İngiltere’den Cardiff Üniversitesi’nin başkanlığında yürütülen ve yıl boyunca süren çalışmalara; Yaşar Üniversitesi’nden Akademik İşlerden Sorumlu Rektör Yardımcısı Prof. Dr. Aylin Güney, Yenilikçi Öğretme ve Öğrenme Birimi Koordinatörü Dr. Öğretim Üyesi Çağrı Özköse Bıyık, Yenilikçi Öğretme ve Öğrenme Birimi Uzmanı Gözde Çalkaya ve öğrenci temsilcisi Esra Çan katılıyor.
Çalışmalar sırasında; Yaşar Üniversiteli akademisyenler Avrupalı meslektaşları ile Türkiye’de yükseköğrenimdeki öğrencilerin eğitim öğretim faaliyetlerine aktif katılımını sağlayacak çözümler üzerinde çalışmalar gerçekleştiriyor.
Geçtiğimiz mart ayında çevrim içi olarak gerçekleştirilen ilk toplantılarda, Rektör Yardımcısı Prof. Dr. Aylin Güney yapay zeka çağında eğitim öğretimdeki yenilikçi değişiklik modellerini anlamada ve kurum için gerekli değişim kültürünü oluşturmada böyle uluslararası bir deneyimin; Yaşar Üniversitesi için çok yararlı olduğunu belirtti.
“Öğretmen en doğruyu bilen kişi kabul ediliyor”

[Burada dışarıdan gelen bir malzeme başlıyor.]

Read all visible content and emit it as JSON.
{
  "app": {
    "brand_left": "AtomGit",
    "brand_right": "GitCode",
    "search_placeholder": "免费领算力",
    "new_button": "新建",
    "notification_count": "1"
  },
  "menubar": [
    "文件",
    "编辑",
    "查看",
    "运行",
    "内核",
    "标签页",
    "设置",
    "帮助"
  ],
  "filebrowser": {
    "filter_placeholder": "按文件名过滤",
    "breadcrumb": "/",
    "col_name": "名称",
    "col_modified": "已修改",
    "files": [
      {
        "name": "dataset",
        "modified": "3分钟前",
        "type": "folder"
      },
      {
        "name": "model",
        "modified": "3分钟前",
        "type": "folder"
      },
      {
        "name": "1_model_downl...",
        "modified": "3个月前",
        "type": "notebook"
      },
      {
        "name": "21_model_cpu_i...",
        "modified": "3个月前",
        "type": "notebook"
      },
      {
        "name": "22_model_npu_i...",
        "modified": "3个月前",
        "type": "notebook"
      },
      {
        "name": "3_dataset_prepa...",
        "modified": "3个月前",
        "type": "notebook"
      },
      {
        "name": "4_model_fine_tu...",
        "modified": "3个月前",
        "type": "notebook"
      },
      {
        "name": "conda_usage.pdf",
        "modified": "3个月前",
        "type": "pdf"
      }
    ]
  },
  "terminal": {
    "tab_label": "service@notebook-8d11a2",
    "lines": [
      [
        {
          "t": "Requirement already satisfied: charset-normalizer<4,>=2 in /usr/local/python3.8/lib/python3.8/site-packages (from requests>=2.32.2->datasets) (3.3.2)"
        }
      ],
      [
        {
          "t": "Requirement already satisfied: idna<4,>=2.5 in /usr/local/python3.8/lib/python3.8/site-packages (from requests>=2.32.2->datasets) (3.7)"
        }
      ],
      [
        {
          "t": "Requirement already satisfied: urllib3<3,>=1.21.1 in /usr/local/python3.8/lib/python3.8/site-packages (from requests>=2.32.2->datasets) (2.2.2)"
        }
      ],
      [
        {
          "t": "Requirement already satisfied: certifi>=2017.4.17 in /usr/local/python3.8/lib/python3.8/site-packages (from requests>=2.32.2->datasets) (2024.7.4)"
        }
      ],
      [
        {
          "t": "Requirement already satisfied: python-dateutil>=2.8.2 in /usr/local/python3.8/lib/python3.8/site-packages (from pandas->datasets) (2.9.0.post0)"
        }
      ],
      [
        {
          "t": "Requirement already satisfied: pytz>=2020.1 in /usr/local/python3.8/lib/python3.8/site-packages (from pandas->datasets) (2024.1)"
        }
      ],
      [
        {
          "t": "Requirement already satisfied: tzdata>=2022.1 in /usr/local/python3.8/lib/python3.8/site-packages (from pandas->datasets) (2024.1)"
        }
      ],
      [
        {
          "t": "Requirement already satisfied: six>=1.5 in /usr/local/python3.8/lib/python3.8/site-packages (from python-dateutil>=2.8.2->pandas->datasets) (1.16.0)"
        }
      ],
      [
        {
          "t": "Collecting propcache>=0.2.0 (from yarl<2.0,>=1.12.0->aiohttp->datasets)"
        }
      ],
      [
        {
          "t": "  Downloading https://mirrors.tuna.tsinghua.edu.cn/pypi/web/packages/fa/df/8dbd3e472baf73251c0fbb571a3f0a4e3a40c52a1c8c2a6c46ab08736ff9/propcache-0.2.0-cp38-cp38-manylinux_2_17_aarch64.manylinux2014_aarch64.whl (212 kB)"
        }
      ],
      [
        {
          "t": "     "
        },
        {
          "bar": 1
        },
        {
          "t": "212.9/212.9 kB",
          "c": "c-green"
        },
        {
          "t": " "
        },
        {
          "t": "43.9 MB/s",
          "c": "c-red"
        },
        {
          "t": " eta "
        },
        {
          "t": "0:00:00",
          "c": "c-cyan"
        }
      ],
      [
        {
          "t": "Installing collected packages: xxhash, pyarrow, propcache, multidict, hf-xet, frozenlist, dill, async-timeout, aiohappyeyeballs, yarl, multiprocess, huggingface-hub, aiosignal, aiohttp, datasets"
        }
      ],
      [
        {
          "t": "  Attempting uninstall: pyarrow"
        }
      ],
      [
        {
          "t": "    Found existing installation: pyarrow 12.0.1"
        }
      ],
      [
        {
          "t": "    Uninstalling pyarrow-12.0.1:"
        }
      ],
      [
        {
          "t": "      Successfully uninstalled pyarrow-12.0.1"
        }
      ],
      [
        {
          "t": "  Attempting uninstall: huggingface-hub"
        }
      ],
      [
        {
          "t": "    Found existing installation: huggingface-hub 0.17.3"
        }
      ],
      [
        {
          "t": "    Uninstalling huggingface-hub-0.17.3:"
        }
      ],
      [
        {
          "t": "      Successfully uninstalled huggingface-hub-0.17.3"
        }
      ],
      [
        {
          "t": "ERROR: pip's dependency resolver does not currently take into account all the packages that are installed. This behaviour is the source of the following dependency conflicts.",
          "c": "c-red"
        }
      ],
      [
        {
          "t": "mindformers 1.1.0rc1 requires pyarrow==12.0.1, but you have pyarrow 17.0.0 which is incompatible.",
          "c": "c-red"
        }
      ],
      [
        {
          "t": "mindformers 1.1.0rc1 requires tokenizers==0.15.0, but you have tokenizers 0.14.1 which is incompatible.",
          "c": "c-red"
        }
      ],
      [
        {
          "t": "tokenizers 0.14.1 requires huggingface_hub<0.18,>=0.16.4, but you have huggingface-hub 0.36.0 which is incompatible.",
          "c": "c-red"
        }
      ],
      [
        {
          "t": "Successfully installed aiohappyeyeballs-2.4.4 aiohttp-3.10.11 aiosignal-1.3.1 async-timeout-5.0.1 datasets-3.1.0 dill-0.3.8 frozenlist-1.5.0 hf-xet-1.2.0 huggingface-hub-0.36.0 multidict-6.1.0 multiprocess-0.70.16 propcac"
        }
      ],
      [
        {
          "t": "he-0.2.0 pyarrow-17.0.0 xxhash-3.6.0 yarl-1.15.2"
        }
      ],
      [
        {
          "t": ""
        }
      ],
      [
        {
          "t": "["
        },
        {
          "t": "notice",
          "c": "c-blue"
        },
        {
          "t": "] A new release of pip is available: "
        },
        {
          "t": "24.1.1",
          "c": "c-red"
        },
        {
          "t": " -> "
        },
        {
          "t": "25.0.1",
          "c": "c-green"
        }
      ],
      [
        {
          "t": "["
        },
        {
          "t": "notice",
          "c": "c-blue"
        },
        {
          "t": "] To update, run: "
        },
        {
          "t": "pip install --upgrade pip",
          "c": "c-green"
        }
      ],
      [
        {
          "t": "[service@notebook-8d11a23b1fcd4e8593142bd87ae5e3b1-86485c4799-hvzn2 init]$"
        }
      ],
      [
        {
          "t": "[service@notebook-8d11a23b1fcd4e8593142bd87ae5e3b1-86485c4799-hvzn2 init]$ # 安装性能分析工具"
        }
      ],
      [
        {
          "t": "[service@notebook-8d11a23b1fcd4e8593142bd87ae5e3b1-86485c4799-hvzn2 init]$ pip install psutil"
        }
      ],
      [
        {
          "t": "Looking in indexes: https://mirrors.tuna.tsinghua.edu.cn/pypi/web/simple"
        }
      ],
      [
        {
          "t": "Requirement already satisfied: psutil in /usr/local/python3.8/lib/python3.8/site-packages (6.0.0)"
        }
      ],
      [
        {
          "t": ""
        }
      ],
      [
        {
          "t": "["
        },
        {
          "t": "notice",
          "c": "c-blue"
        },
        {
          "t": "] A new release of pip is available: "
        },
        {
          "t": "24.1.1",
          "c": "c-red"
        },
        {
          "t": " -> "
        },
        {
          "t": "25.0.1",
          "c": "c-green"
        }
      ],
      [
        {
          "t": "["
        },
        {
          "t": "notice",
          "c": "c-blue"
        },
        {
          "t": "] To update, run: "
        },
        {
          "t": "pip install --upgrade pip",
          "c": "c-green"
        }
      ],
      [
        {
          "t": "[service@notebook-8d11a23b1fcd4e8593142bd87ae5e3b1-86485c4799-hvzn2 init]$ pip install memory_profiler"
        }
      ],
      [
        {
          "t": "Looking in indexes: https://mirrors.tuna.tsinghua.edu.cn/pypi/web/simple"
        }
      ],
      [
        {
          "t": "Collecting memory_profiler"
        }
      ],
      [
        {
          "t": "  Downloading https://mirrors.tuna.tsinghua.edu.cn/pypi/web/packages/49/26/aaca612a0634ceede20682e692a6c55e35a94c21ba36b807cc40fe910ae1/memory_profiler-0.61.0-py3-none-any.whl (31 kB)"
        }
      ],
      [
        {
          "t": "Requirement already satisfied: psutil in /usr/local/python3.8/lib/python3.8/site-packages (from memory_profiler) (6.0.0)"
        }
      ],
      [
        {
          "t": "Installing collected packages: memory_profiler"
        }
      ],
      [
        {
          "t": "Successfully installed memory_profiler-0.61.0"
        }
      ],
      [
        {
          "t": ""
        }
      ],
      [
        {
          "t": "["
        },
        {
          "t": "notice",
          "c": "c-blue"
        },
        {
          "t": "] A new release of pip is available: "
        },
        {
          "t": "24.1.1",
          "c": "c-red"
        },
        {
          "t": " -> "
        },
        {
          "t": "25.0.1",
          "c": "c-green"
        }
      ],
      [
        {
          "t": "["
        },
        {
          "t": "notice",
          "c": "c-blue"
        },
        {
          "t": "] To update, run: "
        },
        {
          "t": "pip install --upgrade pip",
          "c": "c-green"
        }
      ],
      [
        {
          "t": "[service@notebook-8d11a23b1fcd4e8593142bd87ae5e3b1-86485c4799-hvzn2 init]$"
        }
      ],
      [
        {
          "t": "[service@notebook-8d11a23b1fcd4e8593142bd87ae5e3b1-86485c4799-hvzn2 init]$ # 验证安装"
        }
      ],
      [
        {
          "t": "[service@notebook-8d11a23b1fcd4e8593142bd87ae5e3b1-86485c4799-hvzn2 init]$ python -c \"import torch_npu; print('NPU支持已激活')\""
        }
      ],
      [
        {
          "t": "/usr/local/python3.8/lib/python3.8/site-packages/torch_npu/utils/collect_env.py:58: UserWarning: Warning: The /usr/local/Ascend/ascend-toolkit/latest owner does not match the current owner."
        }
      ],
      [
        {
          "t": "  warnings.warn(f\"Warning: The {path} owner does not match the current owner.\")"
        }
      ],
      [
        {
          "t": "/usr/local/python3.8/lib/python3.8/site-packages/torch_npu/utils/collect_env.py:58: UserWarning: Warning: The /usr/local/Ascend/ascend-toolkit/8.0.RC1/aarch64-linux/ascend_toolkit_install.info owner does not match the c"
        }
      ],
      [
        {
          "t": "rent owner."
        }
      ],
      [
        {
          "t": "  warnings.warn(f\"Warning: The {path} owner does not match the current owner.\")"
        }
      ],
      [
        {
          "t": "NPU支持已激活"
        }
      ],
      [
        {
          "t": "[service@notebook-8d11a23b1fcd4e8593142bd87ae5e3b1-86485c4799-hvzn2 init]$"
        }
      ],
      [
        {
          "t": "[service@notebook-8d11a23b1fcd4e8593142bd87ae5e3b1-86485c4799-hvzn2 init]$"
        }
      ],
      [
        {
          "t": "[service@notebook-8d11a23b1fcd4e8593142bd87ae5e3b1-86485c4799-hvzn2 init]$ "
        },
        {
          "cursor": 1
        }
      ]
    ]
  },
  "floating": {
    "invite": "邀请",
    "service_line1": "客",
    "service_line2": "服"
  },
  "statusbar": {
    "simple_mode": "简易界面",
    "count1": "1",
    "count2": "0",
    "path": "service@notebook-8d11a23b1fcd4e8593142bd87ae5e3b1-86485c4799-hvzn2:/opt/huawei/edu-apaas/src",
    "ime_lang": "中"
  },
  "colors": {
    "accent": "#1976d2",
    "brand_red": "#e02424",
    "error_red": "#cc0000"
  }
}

Tematik grup toplantılarının eğitim öğretim çalışmalarına yapacağı katkıları değerlendiren Yenilikçi Öğretme ve Öğrenme Birimi Koordinatörü Dr. Öğretim Üyesi Çağrı Özköse Bıyık, şunları söyledi: “Türkiye’de yükseköğretim kurumlarına, ortaöğretim sonrasında ülke genelinde yapılan ortak bir sınavdan aldıkları puana göre öğrenci kabul ediliyor olması, genel olarak ülkedeki eğitim faaliyetlerini etkileyen bir durum. Sınav odaklı çalışmaya, çoktan seçmeli soru mantığıyla düşünmeye alışmış olarak üniversiteye gelen öğrencilerin kendi öğrenmelerine dair sorumluluk almalarını öğrenmeleri zaman alıyor. Öğretmenin, bir öğrenme ortağı değil, “en doğruyu bilen” kişi olarak kabul edildiği eğitim ortamlarında, akademisyenlerin tek taraflı bilgi aktaran konumundan sıyrılıp, öğrencilerin kendi bilgilerini oluşturmalarında kolaylaştırıcı rolünü benimsemeleri de güçleşiyor.”
Aktif öğrenmyi teşvik
Dr. Öğretim Üyesi Bıyık sözlerini şöyle sürdürdü: “Eğitim öğretim faaliyetlerinde öğrencileri güçlü kılmak için alışılagelmiş “bir vize bir final sınavı” uygulamasının dışında, aktif öğrenmeyi teşvik edecek daha özgün, gerçek hayattan esinlenen ödevlere yer verilmeli ve tabi kurum kültürü ve imkanlar da bu yaklaşımları uygulamaya elverişli olmalı. Akran değerlendirmesi, öğrencilerin aktif olarak öğrenme sürecine katıldığı, karar verici oldukları her türlü öğrenme etkinliği, farklı alanlarla öne çıkan öğrencilerin bu becerileri sergileyebilecekleri yenilikçi projeler, dersleri daha etkileşimli yapmak adına teknolojik araçlardan faydalanılması, yapay zeka gibi gelişmeler açısından belirsiz bir gelecekte de öğrencilerin yönlerini bulabilmeleri için gerekli eleştirel düşünme becerilerini kazandıracak sınıf içi etkinlik ve ödevler gibi pek çok yöntem ve yaklaşım denenebilir. Biz de Yaşar Üniversitesi olarak, öğretimden ziyade öğrenme kavramının vurgulandığı yeni stratejik planımız doğrultusunda Avrupa’daki üniversiteler ile iş birliği yaparak öğrencilerin öğrenme sürecinde daha aktif yer almaları için hayata geçirilebilecek yenilikçi çözümleri yakından takip ediyoruz ve uygulamaya geçirmek için çabalıyoruz.”
İngiltere’den Cardiff Üniversitesi’nin başkanlığında yürütülen tematik akran grubunda yer alan diğer üniversiteler şu şekilde: Université Côte d’Azur (Fransa), Ivane Javakhishvili Tbilisi State University (Gürcistan), University of Applied Sciences Stralsund (Almanya), University of Ioannina (Yunanistan), Royal College of Surgeons (İrlanda), Lusfona University (Portekiz), University of Salamanca (İspanya) ve Linköping University (İsveç).